The efficient thing about looking for paintings is you can quickly scan through the store for anything to consider. This store disappoints because all we find is a framed Scooby-Doo poster and a needlepoint of a vase of flowers that’s starting to unravel. Max takes a shot of their offering and we head out.
In the second store, we have better luck. Hanging crookedly on the wall are several prints and paintings. Max chooses a brown-hued landscape and a large, poorly executed painting of a ship at sea. He not only takes pictures of the store, but several of me paying for the painting with the cash he’s handed me. He takes the receipt and carefully folds it into his wallet, explaining that it might end up in the art as well.
By the time we’ve snaked our way downtown, we have more than a dozen paintings crammed behind the seat of the truck. My personal favorite is the paint-by-number masterpiece of horses running across the plains, though I can’t wait to see what he does with our finds.
He looks not just happy, but inspired. He keeps opening up a leather journal, making notes and drawling little thumbnail sketches. Being able to intimately watch his creative process develop is something I’ll always remember.
“Okay, time to feed you!” He smiles as he pulls into a parking lot by the train station.
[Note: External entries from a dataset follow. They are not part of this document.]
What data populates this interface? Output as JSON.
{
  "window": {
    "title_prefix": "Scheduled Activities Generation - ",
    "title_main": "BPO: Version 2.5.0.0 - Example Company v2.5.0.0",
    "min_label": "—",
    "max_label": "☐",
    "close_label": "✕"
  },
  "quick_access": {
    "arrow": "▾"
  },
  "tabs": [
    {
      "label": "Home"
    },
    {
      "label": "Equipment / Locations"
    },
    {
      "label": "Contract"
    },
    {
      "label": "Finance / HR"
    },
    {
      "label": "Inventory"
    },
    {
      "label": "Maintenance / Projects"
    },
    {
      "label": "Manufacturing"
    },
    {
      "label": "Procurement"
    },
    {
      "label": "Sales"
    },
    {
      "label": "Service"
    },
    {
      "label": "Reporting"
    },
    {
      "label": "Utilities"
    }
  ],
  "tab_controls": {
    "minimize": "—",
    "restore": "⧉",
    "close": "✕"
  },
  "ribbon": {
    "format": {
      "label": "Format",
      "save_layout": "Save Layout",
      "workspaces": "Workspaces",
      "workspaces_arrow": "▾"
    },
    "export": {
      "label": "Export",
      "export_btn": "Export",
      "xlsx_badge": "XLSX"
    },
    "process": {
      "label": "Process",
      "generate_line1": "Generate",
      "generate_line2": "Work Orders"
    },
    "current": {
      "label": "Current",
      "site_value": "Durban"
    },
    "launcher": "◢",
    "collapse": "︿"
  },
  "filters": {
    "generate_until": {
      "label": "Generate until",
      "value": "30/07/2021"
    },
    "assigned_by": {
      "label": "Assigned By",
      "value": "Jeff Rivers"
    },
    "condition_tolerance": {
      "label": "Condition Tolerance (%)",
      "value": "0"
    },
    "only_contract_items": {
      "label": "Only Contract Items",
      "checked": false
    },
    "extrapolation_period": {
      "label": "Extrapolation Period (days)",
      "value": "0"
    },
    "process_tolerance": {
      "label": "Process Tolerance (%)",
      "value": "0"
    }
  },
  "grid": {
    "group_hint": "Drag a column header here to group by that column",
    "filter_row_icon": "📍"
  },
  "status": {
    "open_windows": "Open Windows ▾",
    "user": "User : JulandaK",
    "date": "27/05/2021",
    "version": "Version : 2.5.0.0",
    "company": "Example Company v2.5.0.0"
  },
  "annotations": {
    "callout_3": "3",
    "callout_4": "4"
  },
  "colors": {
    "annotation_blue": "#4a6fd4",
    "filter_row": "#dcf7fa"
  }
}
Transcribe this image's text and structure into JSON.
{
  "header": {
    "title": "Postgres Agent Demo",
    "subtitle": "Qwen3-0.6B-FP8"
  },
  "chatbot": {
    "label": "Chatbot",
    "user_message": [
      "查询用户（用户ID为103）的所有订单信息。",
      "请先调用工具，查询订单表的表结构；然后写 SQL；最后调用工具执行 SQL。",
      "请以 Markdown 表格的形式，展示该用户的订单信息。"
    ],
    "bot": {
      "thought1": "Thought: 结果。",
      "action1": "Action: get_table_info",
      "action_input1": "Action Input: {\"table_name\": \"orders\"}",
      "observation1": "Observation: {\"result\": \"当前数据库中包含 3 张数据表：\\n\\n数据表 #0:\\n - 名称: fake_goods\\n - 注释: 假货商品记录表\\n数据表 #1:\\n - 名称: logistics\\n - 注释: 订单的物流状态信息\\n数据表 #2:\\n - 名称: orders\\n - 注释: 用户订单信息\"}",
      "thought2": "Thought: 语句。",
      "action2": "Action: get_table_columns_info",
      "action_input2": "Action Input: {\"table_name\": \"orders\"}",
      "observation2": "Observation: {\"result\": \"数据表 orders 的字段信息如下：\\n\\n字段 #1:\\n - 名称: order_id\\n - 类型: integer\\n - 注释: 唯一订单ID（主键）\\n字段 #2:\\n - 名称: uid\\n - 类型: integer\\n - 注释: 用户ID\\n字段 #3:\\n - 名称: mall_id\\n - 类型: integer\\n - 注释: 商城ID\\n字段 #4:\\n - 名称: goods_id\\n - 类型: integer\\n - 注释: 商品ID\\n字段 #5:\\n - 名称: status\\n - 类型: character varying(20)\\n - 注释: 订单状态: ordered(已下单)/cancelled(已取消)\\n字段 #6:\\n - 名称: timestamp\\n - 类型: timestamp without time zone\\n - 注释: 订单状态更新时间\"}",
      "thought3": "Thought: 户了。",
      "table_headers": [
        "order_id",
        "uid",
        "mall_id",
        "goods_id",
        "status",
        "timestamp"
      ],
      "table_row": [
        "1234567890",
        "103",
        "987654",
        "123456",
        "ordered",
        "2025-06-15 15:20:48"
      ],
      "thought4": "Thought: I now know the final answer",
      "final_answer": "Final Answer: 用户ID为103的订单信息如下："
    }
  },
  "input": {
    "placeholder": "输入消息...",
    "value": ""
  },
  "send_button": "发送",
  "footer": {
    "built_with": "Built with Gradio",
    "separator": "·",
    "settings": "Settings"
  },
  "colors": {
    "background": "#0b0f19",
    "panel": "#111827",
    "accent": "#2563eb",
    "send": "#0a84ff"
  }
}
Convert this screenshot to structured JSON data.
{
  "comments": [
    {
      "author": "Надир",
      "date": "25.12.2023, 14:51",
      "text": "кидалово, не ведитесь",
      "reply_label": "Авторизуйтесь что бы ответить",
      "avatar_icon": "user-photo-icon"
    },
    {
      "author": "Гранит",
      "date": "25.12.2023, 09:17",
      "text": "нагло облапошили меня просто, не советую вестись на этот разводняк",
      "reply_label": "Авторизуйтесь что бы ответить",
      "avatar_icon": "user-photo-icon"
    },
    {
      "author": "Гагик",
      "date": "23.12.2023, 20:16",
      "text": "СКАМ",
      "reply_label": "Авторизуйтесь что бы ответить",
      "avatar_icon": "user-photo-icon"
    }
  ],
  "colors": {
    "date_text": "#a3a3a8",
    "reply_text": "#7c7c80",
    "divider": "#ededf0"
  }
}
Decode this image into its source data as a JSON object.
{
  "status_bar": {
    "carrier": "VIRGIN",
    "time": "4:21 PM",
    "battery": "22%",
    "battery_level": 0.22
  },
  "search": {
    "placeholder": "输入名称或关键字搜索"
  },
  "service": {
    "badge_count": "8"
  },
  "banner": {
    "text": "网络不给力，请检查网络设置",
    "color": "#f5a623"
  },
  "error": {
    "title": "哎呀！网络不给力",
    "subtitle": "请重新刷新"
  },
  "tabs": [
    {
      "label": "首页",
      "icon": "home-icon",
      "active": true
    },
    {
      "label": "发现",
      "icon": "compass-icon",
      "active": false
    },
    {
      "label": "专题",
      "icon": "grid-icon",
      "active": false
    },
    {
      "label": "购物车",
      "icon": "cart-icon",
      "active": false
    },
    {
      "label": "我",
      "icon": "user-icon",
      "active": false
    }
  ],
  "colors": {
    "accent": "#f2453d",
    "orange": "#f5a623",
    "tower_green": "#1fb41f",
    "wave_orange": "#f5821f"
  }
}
There’s a sign that says Phillippe, The Original French Dipped Sandwiches.
“Is this where we’re going?” I ask.
“Yeah, I promised you good food and you’re going to get it!”
If the long lines of people at the front counter waiting to place their order are any indication, then he’s right about it being good.
Max shoos me away to find a table, and I score a little wooden booth near the vintage candy counter. There’s sawdust on the floor and old-fashioned linoleum-topped tables with wooden stools. Vintage photos of the establishment over the years surround the sign on the wall that says Phillippe’s has been open since 1908. The place hasn’t changed much.